In a witty ploy for press, Taco Bell, unlike other fast food brands who have derided Nationwide's depiction of the fast food career as less than desirable, has offered a job to Kevin Federline and the promise of a customized Taco Bell uniform. Taco Bell CEO Greg Creed sent this offer letter:
Dear Mr. Federline,
First off, congratulations on your upcoming Super Bowl ad. We heard it's generating a lot of talk, particularly about working in the fast food industry.
We know you respect those who work in our business. In fact, last year you said in an interview, "My kids are going to have to learn what a real job is, what life is. You don't have it easy with me. Period. My kids are going to work at Taco Bell."
We're flattered, but obviously they're too young to work for us. So here's our offer to you: Come work for us, just for a one hour shift. We'll get you a uniform, a custom name tag and show you what a great place Taco Bell is to work. We'll even reward customers who visit that restaurant with an order of our new Carne Asada Steak Grilled Taquitos for free.
We encourage you to continue to "Think Outside the Bun" and hope you accept our tasty offer.
Taco Bell Corp.
Now, that's the kind of marketing think we respect and appreciate.
Here's some GM Super Bowl commercial leaky leak that, if we're understanding the commercial correctly, claims robots won't build cars anymore because they aren't as good as humans. Hmm. Can anyone imagine a GM production line staffed entirely by humans with no assist from those cool, yellow robots? i guess we'll find out during the game.
UPDATE: The robot has...drumroll please...a blog!
New York Magazine is reporting what we all already know.

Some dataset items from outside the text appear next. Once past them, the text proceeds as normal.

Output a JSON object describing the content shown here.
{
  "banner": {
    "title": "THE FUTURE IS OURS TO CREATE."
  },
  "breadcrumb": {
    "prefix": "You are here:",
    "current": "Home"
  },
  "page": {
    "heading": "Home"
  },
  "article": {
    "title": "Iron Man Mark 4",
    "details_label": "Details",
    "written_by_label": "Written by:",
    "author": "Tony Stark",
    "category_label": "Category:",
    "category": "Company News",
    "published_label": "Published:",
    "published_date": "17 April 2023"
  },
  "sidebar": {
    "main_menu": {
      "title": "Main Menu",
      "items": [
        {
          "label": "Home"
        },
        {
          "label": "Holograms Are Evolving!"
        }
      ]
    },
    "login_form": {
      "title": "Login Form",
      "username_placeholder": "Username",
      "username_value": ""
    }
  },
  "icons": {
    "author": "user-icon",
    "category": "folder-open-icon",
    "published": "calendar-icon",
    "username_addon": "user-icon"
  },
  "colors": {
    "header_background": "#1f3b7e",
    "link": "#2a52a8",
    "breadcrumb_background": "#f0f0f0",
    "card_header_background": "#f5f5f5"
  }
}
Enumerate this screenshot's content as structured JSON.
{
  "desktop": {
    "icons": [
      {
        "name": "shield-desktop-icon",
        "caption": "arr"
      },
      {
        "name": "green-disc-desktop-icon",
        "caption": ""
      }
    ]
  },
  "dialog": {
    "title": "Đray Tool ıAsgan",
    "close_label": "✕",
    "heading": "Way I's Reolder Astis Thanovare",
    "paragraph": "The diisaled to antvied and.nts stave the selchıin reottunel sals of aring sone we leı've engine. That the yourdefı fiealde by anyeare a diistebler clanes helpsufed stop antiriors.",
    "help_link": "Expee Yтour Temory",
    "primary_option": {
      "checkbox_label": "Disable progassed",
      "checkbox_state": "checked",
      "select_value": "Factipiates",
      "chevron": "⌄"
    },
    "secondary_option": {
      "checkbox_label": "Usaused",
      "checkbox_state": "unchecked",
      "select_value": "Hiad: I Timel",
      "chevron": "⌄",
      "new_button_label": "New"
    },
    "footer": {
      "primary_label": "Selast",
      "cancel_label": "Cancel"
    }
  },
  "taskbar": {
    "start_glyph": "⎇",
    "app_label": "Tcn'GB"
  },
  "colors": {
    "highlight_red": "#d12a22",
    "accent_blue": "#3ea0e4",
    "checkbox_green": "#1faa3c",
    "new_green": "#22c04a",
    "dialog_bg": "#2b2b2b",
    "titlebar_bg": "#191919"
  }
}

New York Magazine tells us Wal-mart has proof Julie Roehm had an affair with Sean Womack, writing us, "Wal-Mart has told New York Magazine exclusively that it has 'irrefutable and admissible evidence' that fired senior vice-president of marketing communications, Julie Roehm, had an affair with Sean Womack, a vice-president who reported to her. Roehm is the subject of an upcoming piece in the magazine by Steve Fishman. Wal-Mart had remained nearly silent since the firing of Roehm and Womack on December 4."
We're not sure we want to know what that "irrefutable and admissible evidence" is because, well, that sort of thing is just gross. Kind of like a President's "fluid" on an intern's dress. Ew. Roehm isn't taking it lying down telling New York Magazine, "I guarantee there is nothing because it didn't happen. I know what they have, and it's not evidence of an affair. It's irrefutable evidence that we're really good friends. He's like a brother to me." Even more ew!
Can we just get past all of this?
- P&G and Unilever has decided to sit out this year's Super Bowl advertising extravaganza and will, instead, allocate dollars to other efforts they feel will provide a better ROI.
- Rather than believing its new operating system is good enough to seel itself, Microsoft is serving up a $500 million worldwide waterfall of advertising.
- A "viral" print ad? Yawn. Snooze. Huh? WTF?
- George is right. The five finalists in the Doritos Crash the Super Bowl are quite good. Our money is one Duct Tape of Mouse Trap.
- George also thinks he has the perfect replacement for the Maytag Man. He thinks it's Elmo Blatch (real name: Bill Bolanfder), the guy who killed the Tim Robbin's character's wife.
Mcrosoft is, of course, pulling out all the stops to launch its new operating system, Vista. As part of the launch today, New Yorkers were greeted with a gigantic billboard outside the Terminal Building. The billboard was not your standard static board but was alive with Cirque du Soleil-style acrobats hanging from ropes while unfurling large tarps in the shape of the Windows logo. TBWA used a similar approach for Adidas in Japan back in the summer of 2003.